REPUBLIKA.CO.ID, JAKARTA -- Ekonom Universitas Indonesia Faisal Basri mengatakan, mustahil pertumbuhan ekonomi Indonesia bisa capai 5,4 persen pada 2018 jika kondisi tidak berubah dari tahun ini. Sebelumnya, pemerintah bersama Komisi XI Dewan Perwakilan Rakyat (DPR) menyepakati sejumlah asumsi dasar ekonomi makro dalam Rancangan Anggaran Pendapatan dan Belanja Negara (RAPBN), salah satunya target pertumbuhan ekonomi negara pada tahun depan sebesar 5,4 persen.
"Ada masalah dalam tubuh ekonomi Indonesia yang tidak bisa diselesaikan dengan cara-cara seperti sekarang," ujar Faisal Basri dalam Indonesia Knowledge Forum VI, di Jakarta, Selasa, (3/10). Dibandingkan beberapa negara lain, kata dia, pertumbuhan ekonomi Indonesia sudah melemah hingga level rendah.
"Indonesia relatif tercecer dalam kancah pembangunan dunia. Maka kita harus dalami. Selama ini kita alon-alon asal kelakon (pelan-pelan asal selamat)," kata Faisal.
Menurutnya, probabilitas Indonesia menjadi negara maju hanya 18 persen bila masih menjalankan bisnis seperti biasa. Padahal diharapkan pada 2045 mendatang negeri ini bisa menjadi negara maju.

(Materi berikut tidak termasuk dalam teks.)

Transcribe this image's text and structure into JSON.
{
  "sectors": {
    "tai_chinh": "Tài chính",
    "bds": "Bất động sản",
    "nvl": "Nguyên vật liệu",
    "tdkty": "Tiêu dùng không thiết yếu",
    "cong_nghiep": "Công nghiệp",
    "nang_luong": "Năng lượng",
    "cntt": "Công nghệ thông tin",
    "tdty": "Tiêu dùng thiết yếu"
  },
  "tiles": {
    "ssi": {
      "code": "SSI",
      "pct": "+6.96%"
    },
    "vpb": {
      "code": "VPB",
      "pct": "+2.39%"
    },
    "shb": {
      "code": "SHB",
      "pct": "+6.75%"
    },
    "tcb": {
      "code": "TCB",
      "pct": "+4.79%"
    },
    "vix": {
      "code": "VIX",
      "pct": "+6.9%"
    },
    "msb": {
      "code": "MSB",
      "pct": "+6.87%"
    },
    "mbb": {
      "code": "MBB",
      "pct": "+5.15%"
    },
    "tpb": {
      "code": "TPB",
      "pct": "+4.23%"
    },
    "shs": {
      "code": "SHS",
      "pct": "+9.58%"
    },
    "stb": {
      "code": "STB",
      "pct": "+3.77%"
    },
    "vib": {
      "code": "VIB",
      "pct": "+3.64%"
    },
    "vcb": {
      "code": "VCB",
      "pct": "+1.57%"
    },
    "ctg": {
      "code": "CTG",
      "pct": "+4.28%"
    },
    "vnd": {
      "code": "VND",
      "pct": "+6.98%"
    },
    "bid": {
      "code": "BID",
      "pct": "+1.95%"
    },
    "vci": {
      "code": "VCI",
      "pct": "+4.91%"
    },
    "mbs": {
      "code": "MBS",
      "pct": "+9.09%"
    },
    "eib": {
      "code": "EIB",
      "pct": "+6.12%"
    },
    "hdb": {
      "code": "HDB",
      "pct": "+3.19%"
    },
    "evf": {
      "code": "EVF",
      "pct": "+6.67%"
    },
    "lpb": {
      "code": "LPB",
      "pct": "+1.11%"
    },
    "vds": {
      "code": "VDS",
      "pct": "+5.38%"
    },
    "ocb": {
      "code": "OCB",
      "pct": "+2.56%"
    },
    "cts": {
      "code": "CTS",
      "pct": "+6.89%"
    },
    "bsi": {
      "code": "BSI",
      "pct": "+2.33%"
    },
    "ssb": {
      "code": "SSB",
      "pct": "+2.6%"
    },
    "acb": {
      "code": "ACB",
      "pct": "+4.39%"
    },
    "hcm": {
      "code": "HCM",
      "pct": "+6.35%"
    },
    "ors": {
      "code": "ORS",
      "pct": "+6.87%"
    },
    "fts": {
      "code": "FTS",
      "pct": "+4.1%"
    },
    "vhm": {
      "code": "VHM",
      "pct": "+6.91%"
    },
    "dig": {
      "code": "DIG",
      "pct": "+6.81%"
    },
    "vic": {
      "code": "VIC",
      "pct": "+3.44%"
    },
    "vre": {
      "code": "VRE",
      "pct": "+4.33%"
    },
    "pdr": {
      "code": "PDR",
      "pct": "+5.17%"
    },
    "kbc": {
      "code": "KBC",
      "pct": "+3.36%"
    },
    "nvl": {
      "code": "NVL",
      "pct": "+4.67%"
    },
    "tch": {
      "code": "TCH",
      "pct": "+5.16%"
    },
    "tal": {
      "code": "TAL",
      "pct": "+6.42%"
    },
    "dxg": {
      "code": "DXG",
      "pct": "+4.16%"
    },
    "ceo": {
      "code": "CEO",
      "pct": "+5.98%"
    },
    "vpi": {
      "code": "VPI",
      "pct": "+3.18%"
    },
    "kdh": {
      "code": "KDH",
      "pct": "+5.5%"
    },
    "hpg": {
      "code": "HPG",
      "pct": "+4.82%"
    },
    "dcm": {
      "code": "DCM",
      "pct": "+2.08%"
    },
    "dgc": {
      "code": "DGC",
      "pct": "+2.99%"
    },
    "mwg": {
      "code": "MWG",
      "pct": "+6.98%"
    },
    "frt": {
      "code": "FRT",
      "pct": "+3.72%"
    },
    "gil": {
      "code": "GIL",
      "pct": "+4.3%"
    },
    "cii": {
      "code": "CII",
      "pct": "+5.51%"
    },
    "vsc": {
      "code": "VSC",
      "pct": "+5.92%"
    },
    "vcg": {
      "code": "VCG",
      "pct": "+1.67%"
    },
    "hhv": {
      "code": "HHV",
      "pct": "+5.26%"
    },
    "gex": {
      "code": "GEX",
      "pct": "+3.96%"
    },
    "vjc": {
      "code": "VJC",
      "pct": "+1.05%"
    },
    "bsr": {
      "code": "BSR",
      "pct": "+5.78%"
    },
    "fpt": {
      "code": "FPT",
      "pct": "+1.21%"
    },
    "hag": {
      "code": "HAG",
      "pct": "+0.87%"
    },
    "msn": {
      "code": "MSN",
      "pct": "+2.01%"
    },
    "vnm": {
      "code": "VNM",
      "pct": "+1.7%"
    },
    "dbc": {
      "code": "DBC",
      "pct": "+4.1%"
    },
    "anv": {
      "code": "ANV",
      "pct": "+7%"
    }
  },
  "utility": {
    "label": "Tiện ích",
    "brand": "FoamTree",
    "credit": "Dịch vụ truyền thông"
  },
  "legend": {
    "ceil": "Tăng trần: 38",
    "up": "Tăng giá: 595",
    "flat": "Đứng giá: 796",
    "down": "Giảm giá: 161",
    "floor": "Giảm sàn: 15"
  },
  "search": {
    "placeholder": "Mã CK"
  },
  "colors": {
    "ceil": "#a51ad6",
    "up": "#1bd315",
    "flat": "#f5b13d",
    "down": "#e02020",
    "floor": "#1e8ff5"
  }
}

"Kalau mau jadi negara maju jangan cuma bisnis as usual," kata Faisal. Ia mengatakan, saat ini sektor keuangan Indonesia baru dapat menyalurkan kredit sebanyak 40 persen terhadap Produk Domestik Bruto (PDB), berbeda dengan Cina, Vietnam, serta Thailand yang penyaluran kreditnya telah menyentuh di atas 100 persen.
Sementara itu, Bank Dunia memproyeksikan pertumbuhan ekonomi Indonesia akan meningkat 5,3 persen pada 2018. Hal itu didukung oleh perekonomian global dan kondisi domestik yang kuat.
Sedangkan untuk tahun ini, Bank Dunia menurunkan proyeksinya dari 5,2 persen menjadi 5,1 persen. Pasalnya, perkembangan ekonomi Tanah Air tumbuh stagnan di kuartal kedua 2017 yakni hanya lima persen.